We found ways to continue supporting artists. Our Exhibitions moved online, and we provided new ways to explore these exhibitions with Artist Studio Tours and a Behind the Artwork on our website that dived into the work and the artist’s style.

SEPTEMBER: PHASE II of our reopening plan

Phase II of our re-opening plan involved adapting every room in our facility. To start, we formed a Reopening Committee to help delegate tasks and manage all the work that needed to occur before the start of our 2020-2021 season in September. This included learning and understanding the safety guidelines as outlined by the Province and Worksafe BC, developing a comprehensive safety plan, creating signage, planning classroom layouts and technology needs, installing barriers and purchasing PPE. We constantly strived for the safety of our clients as the priority in all tasks.

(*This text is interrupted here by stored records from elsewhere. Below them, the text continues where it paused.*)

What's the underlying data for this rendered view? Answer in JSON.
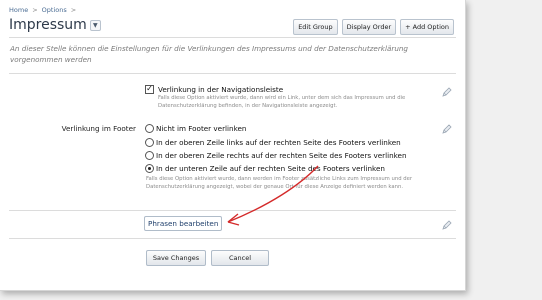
{
  "breadcrumb": {
    "home": "Home",
    "options": "Options",
    "sep": ">"
  },
  "page": {
    "title": "Impressum"
  },
  "toolbar": {
    "edit_group": "Edit Group",
    "display_order": "Display Order",
    "add_option": "+ Add Option"
  },
  "description": "An dieser Stelle können die Einstellungen für die Verlinkungen des Impressums und der Datenschutzerklärung vorgenommen werden",
  "nav_option": {
    "label": "Verlinkung in der Navigationsleiste",
    "checked": true,
    "help": "Falls diese Option aktiviert wurde, dann wird ein Link, unter dem sich das Impressum und die Datenschutzerklärung befinden, in der Navigationsleiste angezeigt."
  },
  "footer_option": {
    "label": "Verlinkung im Footer",
    "options": [
      "Nicht im Footer verlinken",
      "In der oberen Zeile links auf der rechten Seite des Footers verlinken",
      "In der oberen Zeile rechts auf der rechten Seite des Footers verlinken",
      "In der unteren Zeile auf der rechten Seite des Footers verlinken"
    ],
    "selected_index": 3,
    "help": "Falls diese Option aktiviert wurde, dann werden im Footer zusätzliche Links zum Impressum und der Datenschutzerklärung angezeigt, wobei der genaue Ort für diese Anzeige definiert werden kann."
  },
  "phrases_button": "Phrasen bearbeiten",
  "actions": {
    "save": "Save Changes",
    "cancel": "Cancel"
  },
  "colors": {
    "annotation_arrow": "#d42a2a",
    "link": "#4a6c93"
  },
  "icons": {
    "edit": "pencil-icon",
    "title_menu": "chevron-down-icon"
  }
}
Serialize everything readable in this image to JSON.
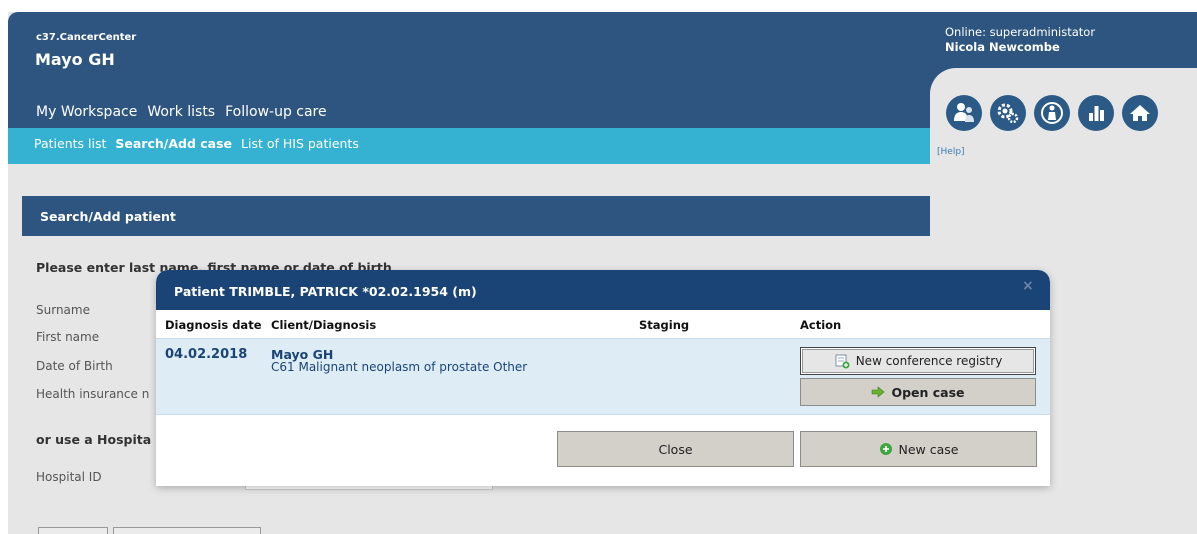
{
  "header": {
    "app_name": "c37.CancerCenter",
    "org": "Mayo GH",
    "online_status": "Online: superadministator",
    "user_name": "Nicola Newcombe"
  },
  "main_nav": [
    "My Workspace",
    "Work lists",
    "Follow-up care"
  ],
  "sub_nav": {
    "items": [
      "Patients list",
      "Search/Add case",
      "List of HIS patients"
    ],
    "active": "Search/Add case"
  },
  "toolbar": {
    "icons": [
      "user-group-icon",
      "gears-icon",
      "person-cycle-icon",
      "bar-chart-icon",
      "home-icon"
    ],
    "help_label": "[Help]"
  },
  "search_panel": {
    "title": "Search/Add patient",
    "instruction": "Please enter last name, first name or date of birth",
    "fields": [
      "Surname",
      "First name",
      "Date of Birth",
      "Health insurance n"
    ],
    "or_hospital_label": "or use a Hospita",
    "hospital_id_label": "Hospital ID"
  },
  "modal": {
    "title": "Patient TRIMBLE, PATRICK *02.02.1954 (m)",
    "close_icon": "×",
    "columns": [
      "Diagnosis date",
      "Client/Diagnosis",
      "Staging",
      "Action"
    ],
    "row": {
      "diagnosis_date": "04.02.2018",
      "client": "Mayo GH",
      "diagnosis": "C61 Malignant neoplasm of prostate  Other",
      "staging": ""
    },
    "buttons": {
      "new_conference": "New conference registry",
      "open_case": "Open case",
      "close": "Close",
      "new_case": "New case"
    }
  },
  "colors": {
    "header_navy": "#2d557f",
    "subnav_cyan": "#35b2d2",
    "modal_header": "#1b4476",
    "row_highlight": "#deedf5",
    "button_face": "#d3cfc9",
    "page_gray": "#e6e6e6",
    "new_case_green": "#3fa63f",
    "open_case_arrow": "#6ab12f"
  }
}
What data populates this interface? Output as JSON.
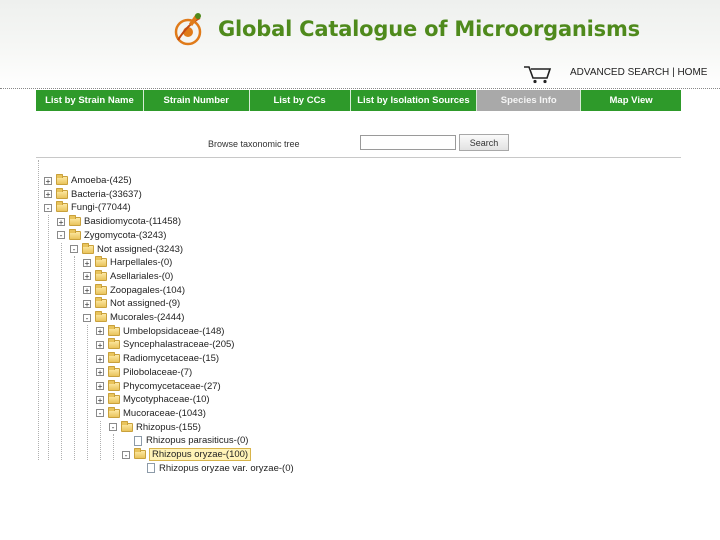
{
  "header": {
    "site_title": "Global Catalogue of Microorganisms",
    "logo_icon": "microbe-logo-icon",
    "cart_icon": "shopping-cart-icon",
    "advanced_search": "ADVANCED SEARCH",
    "separator": "|",
    "home": "HOME",
    "brand_color": "#4f8a1c"
  },
  "nav": {
    "tabs": [
      {
        "label": "List by Strain Name",
        "active": false
      },
      {
        "label": "Strain Number",
        "active": false
      },
      {
        "label": "List by CCs",
        "active": false
      },
      {
        "label": "List by Isolation Sources",
        "active": false
      },
      {
        "label": "Species Info",
        "active": true
      },
      {
        "label": "Map View",
        "active": false
      }
    ],
    "bar_color": "#2e9a2a",
    "active_color": "#a9a9a9"
  },
  "search": {
    "label": "Browse taxonomic tree",
    "value": "",
    "button": "Search"
  },
  "tree": {
    "nodes": [
      {
        "label": "Amoeba-(425)",
        "level": 0,
        "toggle": "+",
        "icon": "folder-icon"
      },
      {
        "label": "Bacteria-(33637)",
        "level": 0,
        "toggle": "+",
        "icon": "folder-icon"
      },
      {
        "label": "Fungi-(77044)",
        "level": 0,
        "toggle": "-",
        "icon": "folder-icon"
      },
      {
        "label": "Basidiomycota-(11458)",
        "level": 1,
        "toggle": "+",
        "icon": "folder-icon"
      },
      {
        "label": "Zygomycota-(3243)",
        "level": 1,
        "toggle": "-",
        "icon": "folder-icon"
      },
      {
        "label": "Not assigned-(3243)",
        "level": 2,
        "toggle": "-",
        "icon": "folder-icon"
      },
      {
        "label": "Harpellales-(0)",
        "level": 3,
        "toggle": "+",
        "icon": "folder-icon"
      },
      {
        "label": "Asellariales-(0)",
        "level": 3,
        "toggle": "+",
        "icon": "folder-icon"
      },
      {
        "label": "Zoopagales-(104)",
        "level": 3,
        "toggle": "+",
        "icon": "folder-icon"
      },
      {
        "label": "Not assigned-(9)",
        "level": 3,
        "toggle": "+",
        "icon": "folder-icon"
      },
      {
        "label": "Mucorales-(2444)",
        "level": 3,
        "toggle": "-",
        "icon": "folder-icon"
      },
      {
        "label": "Umbelopsidaceae-(148)",
        "level": 4,
        "toggle": "+",
        "icon": "folder-icon"
      },
      {
        "label": "Syncephalastraceae-(205)",
        "level": 4,
        "toggle": "+",
        "icon": "folder-icon"
      },
      {
        "label": "Radiomycetaceae-(15)",
        "level": 4,
        "toggle": "+",
        "icon": "folder-icon"
      },
      {
        "label": "Pilobolaceae-(7)",
        "level": 4,
        "toggle": "+",
        "icon": "folder-icon"
      },
      {
        "label": "Phycomycetaceae-(27)",
        "level": 4,
        "toggle": "+",
        "icon": "folder-icon"
      },
      {
        "label": "Mycotyphaceae-(10)",
        "level": 4,
        "toggle": "+",
        "icon": "folder-icon"
      },
      {
        "label": "Mucoraceae-(1043)",
        "level": 4,
        "toggle": "-",
        "icon": "folder-icon"
      },
      {
        "label": "Rhizopus-(155)",
        "level": 5,
        "toggle": "-",
        "icon": "folder-icon"
      },
      {
        "label": "Rhizopus parasiticus-(0)",
        "level": 6,
        "toggle": "",
        "icon": "page-icon"
      },
      {
        "label": "Rhizopus oryzae-(100)",
        "level": 6,
        "toggle": "-",
        "icon": "folder-icon",
        "selected": true
      },
      {
        "label": "Rhizopus oryzae var. oryzae-(0)",
        "level": 7,
        "toggle": "",
        "icon": "page-icon"
      }
    ]
  }
}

This extended to training our teachers how to run classes in their new formats and all the health and safety needs that had to be adhered to. With the ever-changing and evolving pandemic, the committee and Place des Arts as a whole had to be ready to handle developments and subsequent changes to guidelines as they came, which we did efficiently as a team.

Beginning in the fall our program offerings included both in-person and online classes and lessons, and the introduction of combination classes; a hybrid option that welcomed in-person and online students at the same time, providing students flexibility with the option to participate online from home depending on their level of comfort. We also offered a Ceramics At Home program for anyone who has taken an 8-week ceramics class at PdA. The program allowed students to work from home (whether that’s hand building or wheel throwing) and to have their works fired at PdA. These changes and adaptions to our programming required a tremendous amount of ingenuity and hard work but we were determined to find ways to continue to allow people to engage in the arts when the pandemic made it so hard for people to come together and feel a sense of normalcy.

Our annual Positively Petite show, which is 31 this year, ran in November and December and was extremely popular as an online and by-appointment exhibition. We also moved our Artisan Shop online, putting up images of everything available in our shop and allowing people to reserve items and make purchases over the phone. Providing for artists and promoting their work is an important part of what we do, and we worked hard to continue to be a space for them.

 

LAUNCHED OUR SEASON THEME OF BELONGING

We launched our new season with the theme of Belonging. With everyone separated and isolated, feeling that sense of belonging is more important than ever. When announcing our season our Executive Director, Joan McCauley, had this to say:

Home to our arts community expresses the sense of belonging we want you to feel at Place des Arts regardless of how you engage in our programs, be it online or in-person. Feeling like we belong is so vital to our health and wellbeing. Our ongoing efforts to strive to offer programs and events that are inclusive and accessible in an environment that is warm, welcoming, accepting and where people can feel they are a part of a community is how we foster belonging; “home” in the best sense.

2021 HERE WE COME

This year, things are far from “back to normal”, but we have leveraged the knowledge and experience we’ve gained over the last year to effectively and quickly respond to new developments as they come. We have learned from every hiccup, every roadblock and every challenge that came our way. This year, we were able to hold our first online event, Reflections, and most likely it will not be our last! We are excited to bring back our Online Auction this year to help raise funds for in-need children, teens and adults whose access to the arts has been made even more challenging during the pandemic. This goes hand-in-hand with our new program, Creative heARTs, which provides newcomer and low-income families with the opportunity to engage in visual arts workshops in their social bubbles at our facility. We have also made diversity and inclusion a priority this year and will be doing some meaningful work to ensure our organization truly is a welcoming home to the arts for everyone.

We are so proud of everything that we have been able to achieve this year, and we thank all of you for standing with us and supporting us.